O que permite potencializar o que poderia ser descrito como documental, como busca de um cinema que se aproxima da realidade, é justamente a encenação. No segmento de mais de 20 minutos, em que a atriz Rhonda Bell reencena o diálogo de Bernadette com a polícia, Benning cria um senso hipnótico perturbador (parecido com o que o diretor faz em seus filmes constituídos apenas por paisagens). Primeiro, há uma sutil e curiosa decisão em buscar uma atriz muito mais parecida com a vítima de Bernadette do que com a própria. Segundo, a performance de Rhonda carrega um peso quase dreyeriano em que o close da condenada possibilita tudo em quadro. O olhar impassível de Bernadette ao relatar seu crime e a voz mecânica de seu interlocutor, nunca mostrado, centralizam o poder de Benning em experimentar a paisagem de um rosto em estado pós-traumático. Aqui retornamos ao que temos como essência: ao deixar com que o plano se estenda, ao dilatar o tempo daquele determinado espaço, Benning consegue enquadrar todos os elementos que lhe interessam da personagem em um único plano que se mantém entre breves cortes para o preto, que funcionam quase como sinapses nervosas transmitidas pela montagem. Não faz parte de Landscape Suicide estudar o que motiva ou o que constrói um assassino, mas sim como as ações destes afetam toda a constituição de uma cena.

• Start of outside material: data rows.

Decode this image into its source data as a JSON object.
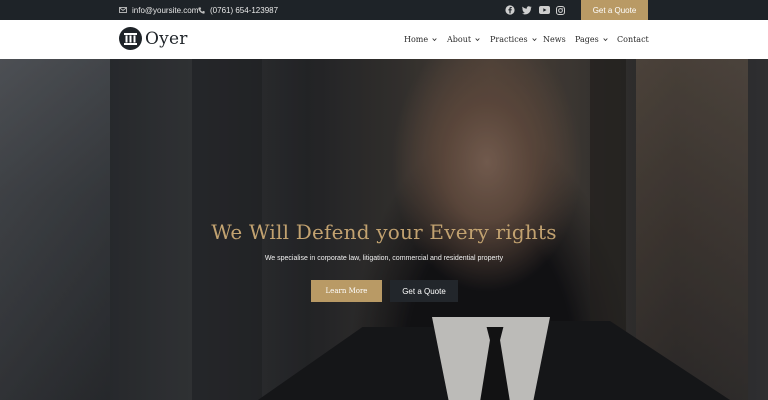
{
  "topbar": {
    "email": "info@yoursite.com",
    "phone": "(0761) 654-123987",
    "quote_button": "Get a Quote",
    "social": [
      "facebook-icon",
      "twitter-icon",
      "youtube-icon",
      "instagram-icon"
    ]
  },
  "brand": {
    "name": "Oyer"
  },
  "nav": {
    "items": [
      {
        "label": "Home",
        "dropdown": true
      },
      {
        "label": "About",
        "dropdown": true
      },
      {
        "label": "Practices",
        "dropdown": true
      },
      {
        "label": "News",
        "dropdown": false
      },
      {
        "label": "Pages",
        "dropdown": true
      },
      {
        "label": "Contact",
        "dropdown": false
      }
    ]
  },
  "hero": {
    "title": "We Will Defend your Every rights",
    "subtitle": "We specialise in corporate law, litigation, commercial and residential property",
    "primary_button": "Learn More",
    "secondary_button": "Get a Quote"
  },
  "colors": {
    "accent": "#b99a65",
    "dark": "#1e2328",
    "title": "#c2a270"
  }
}
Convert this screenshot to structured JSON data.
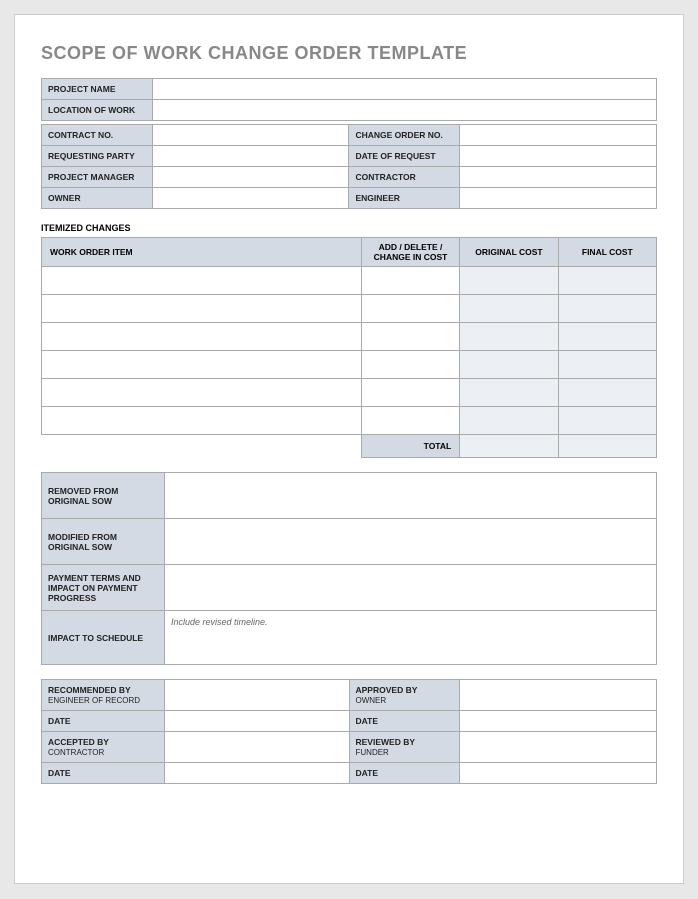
{
  "title": "SCOPE OF WORK CHANGE ORDER TEMPLATE",
  "info1": {
    "projectName_lbl": "PROJECT NAME",
    "projectName": "",
    "location_lbl": "LOCATION OF WORK",
    "location": "",
    "contractNo_lbl": "CONTRACT NO.",
    "contractNo": "",
    "changeOrderNo_lbl": "CHANGE ORDER NO.",
    "changeOrderNo": "",
    "requestingParty_lbl": "REQUESTING PARTY",
    "requestingParty": "",
    "dateOfRequest_lbl": "DATE OF REQUEST",
    "dateOfRequest": "",
    "projectManager_lbl": "PROJECT MANAGER",
    "projectManager": "",
    "contractor_lbl": "CONTRACTOR",
    "contractor": "",
    "owner_lbl": "OWNER",
    "owner": "",
    "engineer_lbl": "ENGINEER",
    "engineer": ""
  },
  "itemized": {
    "section_title": "ITEMIZED CHANGES",
    "headers": {
      "item": "WORK ORDER ITEM",
      "change": "ADD / DELETE / CHANGE IN COST",
      "original": "ORIGINAL COST",
      "final": "FINAL COST"
    },
    "rows": [
      {
        "item": "",
        "change": "",
        "original": "",
        "final": ""
      },
      {
        "item": "",
        "change": "",
        "original": "",
        "final": ""
      },
      {
        "item": "",
        "change": "",
        "original": "",
        "final": ""
      },
      {
        "item": "",
        "change": "",
        "original": "",
        "final": ""
      },
      {
        "item": "",
        "change": "",
        "original": "",
        "final": ""
      },
      {
        "item": "",
        "change": "",
        "original": "",
        "final": ""
      }
    ],
    "total_lbl": "TOTAL",
    "total_original": "",
    "total_final": ""
  },
  "descriptions": {
    "removed_lbl": "REMOVED FROM ORIGINAL SOW",
    "removed": "",
    "modified_lbl": "MODIFIED FROM ORIGINAL SOW",
    "modified": "",
    "payment_lbl": "PAYMENT TERMS AND IMPACT ON PAYMENT PROGRESS",
    "payment": "",
    "schedule_lbl": "IMPACT TO SCHEDULE",
    "schedule_hint": "Include revised timeline."
  },
  "approvals": {
    "recommended_lbl": "RECOMMENDED BY",
    "recommended_sub": "ENGINEER OF RECORD",
    "recommended": "",
    "approved_lbl": "APPROVED BY",
    "approved_sub": "OWNER",
    "approved": "",
    "date1_lbl": "DATE",
    "date1a": "",
    "date1b_lbl": "DATE",
    "date1b": "",
    "accepted_lbl": "ACCEPTED BY",
    "accepted_sub": "CONTRACTOR",
    "accepted": "",
    "reviewed_lbl": "REVIEWED BY",
    "reviewed_sub": "FUNDER",
    "reviewed": "",
    "date2_lbl": "DATE",
    "date2a": "",
    "date2b_lbl": "DATE",
    "date2b": ""
  }
}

Bernadette encara seu interlocutor enquanto diz “Tenho muitos sentimentos de inferioridade. Penso muitas coisas ruins sobre mim mesma”, tentando explicar como chegou ao ponto de matar sua amiga. Mas ao invés de centrar-se nessa frase para tentar compreender melhor o acontecimento, ela apenas existe para dar mais força ao que é mais custoso nesse momento para o filme: os olhos de Rhonda Dall enquanto repete as frases de Bernadette. É o contexto que justifica a potência de suas imagens.
Após estabelecer sua estrutura na primeira metade, Benning reverte a cronologia de suas cenas para seguir os impactos fílmicos do serial killer Ed Gein. A segunda metade começa com as paisagens da cidade de Winsconsin que cercam o julgamento do assassino, três décadas antes do crime de Bernadette. O choque entre os registros da primeira para a segunda parte pode ser resumido em dois fatores principais. Benning abandona o colorido brega suburbano para estabelecer uma frieza impiedosa de uma ruralidade em nevasca, absolutamente abandona por qualquer vida (mesmo o veado que vemos correndo pelo bosque só é apresentado para que suas tripas sejam abertas no extenso plano final do filme). O diretor também está lidando com um crime histórico, portanto as implicações dos assassinatos de Gein traduzem-se cinematograficamente em uma brutalidade mais expansiva do que anteriormente (os animais presos, o cemitério, a caça, o som dos tratores). As constituições são mais rígidas, tendem ao horror de um isolamento total, como se as únicas imagens que poderíamos assimilar já fossem de uma natureza tenebrosa por si só. A barbaridade de Ed Gein em seu crime viria como consequência dessas imagens e desses sons naturalmente tenebrosos do ambiente em que vive, e agora, através de suas vítimas, estaria apenas retribuindo a esse espaço o terror que lhe foi herdado.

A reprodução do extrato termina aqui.